The report, which draws on research by the Equal Opportunities Commission, sets out the case for father-friendly workplaces and explains why fathers are the missing link in the gender equality story.
Dad's Army says that workplace culture is still being defined by a generation of "dinosaur dads" - the previous generation of corporate men who were supported by stay-at-home wives. They have woken up to the fact that they now employ mothers, but few have paid attention to the fact that this means they now employ a different kind of father.
"A new and important divide in the workplace is the one between fathers in their 50s and those in, say, their 30s. Most of the former group have wives who stayed at home to raise their kids, at least in the pre-school years. Most of the latter group have wives or partners who work," said the report.

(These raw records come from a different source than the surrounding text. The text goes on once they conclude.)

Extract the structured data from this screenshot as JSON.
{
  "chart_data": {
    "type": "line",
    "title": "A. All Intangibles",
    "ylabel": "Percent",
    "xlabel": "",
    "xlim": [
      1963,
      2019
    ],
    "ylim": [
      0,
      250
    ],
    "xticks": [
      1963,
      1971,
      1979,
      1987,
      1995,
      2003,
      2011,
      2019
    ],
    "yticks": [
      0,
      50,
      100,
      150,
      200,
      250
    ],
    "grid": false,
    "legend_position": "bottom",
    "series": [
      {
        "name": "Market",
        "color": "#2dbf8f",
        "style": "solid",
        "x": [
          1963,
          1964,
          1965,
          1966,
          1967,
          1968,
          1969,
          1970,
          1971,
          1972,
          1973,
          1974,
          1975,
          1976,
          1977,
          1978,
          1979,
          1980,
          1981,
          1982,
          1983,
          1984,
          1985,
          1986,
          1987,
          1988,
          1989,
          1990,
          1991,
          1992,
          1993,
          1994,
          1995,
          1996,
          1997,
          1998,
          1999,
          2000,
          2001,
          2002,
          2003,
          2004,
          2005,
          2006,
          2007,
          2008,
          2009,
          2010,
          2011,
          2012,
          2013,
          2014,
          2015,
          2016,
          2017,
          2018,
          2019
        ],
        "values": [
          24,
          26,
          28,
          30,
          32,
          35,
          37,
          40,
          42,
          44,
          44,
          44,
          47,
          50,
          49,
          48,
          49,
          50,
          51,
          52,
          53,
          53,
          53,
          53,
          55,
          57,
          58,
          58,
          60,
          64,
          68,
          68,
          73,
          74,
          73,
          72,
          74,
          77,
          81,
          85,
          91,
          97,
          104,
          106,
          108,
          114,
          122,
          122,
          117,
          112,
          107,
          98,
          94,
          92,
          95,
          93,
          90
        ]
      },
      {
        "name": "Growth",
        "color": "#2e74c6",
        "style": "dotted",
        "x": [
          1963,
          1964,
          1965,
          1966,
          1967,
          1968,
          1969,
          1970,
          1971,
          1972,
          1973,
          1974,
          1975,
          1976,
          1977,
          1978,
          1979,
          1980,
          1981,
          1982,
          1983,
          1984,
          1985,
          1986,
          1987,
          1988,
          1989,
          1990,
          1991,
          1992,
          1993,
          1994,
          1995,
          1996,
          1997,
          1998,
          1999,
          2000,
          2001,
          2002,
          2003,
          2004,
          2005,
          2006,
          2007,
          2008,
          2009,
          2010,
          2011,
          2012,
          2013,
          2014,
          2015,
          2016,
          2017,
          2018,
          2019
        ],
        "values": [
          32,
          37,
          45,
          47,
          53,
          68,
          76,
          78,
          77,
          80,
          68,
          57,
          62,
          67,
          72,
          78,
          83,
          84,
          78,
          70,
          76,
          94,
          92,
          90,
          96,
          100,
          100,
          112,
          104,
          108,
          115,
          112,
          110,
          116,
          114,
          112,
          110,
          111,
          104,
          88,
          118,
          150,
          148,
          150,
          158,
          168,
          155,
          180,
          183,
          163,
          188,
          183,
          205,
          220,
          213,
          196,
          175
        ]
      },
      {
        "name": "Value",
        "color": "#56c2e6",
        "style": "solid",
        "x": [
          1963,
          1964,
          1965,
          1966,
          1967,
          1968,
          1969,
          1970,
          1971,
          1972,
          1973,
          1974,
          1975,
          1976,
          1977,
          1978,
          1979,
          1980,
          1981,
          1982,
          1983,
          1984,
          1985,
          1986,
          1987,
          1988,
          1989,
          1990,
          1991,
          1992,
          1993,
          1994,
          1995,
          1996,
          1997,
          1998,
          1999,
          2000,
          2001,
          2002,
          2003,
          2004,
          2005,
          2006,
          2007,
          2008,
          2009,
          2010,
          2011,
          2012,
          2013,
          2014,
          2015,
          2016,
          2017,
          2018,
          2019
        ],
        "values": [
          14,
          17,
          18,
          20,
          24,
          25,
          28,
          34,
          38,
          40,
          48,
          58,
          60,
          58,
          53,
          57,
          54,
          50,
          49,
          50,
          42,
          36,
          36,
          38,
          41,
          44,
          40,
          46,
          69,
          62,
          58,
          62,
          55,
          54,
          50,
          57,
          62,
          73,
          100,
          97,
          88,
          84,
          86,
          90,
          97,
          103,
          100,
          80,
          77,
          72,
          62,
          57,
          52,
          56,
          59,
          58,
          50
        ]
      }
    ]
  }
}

Today, 59% of mothers with pre-school children who are either married or co-habiting are also holding down a job. This has forced changes on the domestic front, with evidence that more men are taking on some domestic tasks and care of the children. But how these new responsibilities affect working fathers has not yet registered on the corporate radar.
As a result, working fathers are nervous about taking paternity leave, or asking for time off or flexible working to help them manage their childcare responsibilities. They often prefer to parent by stealth, using off-site client meetings to cover up for the time they spend looking after their children, rather than risk appearing uncommitted or less masculine in front of their colleagues.
Most companies point to the paternity leave they offer as evidence of father-friendliness. However, according to the report, only 65% of companies offer paternity leave and it is often not taken up by men due to the fear of discrimination for wanting time off for childcare reasons.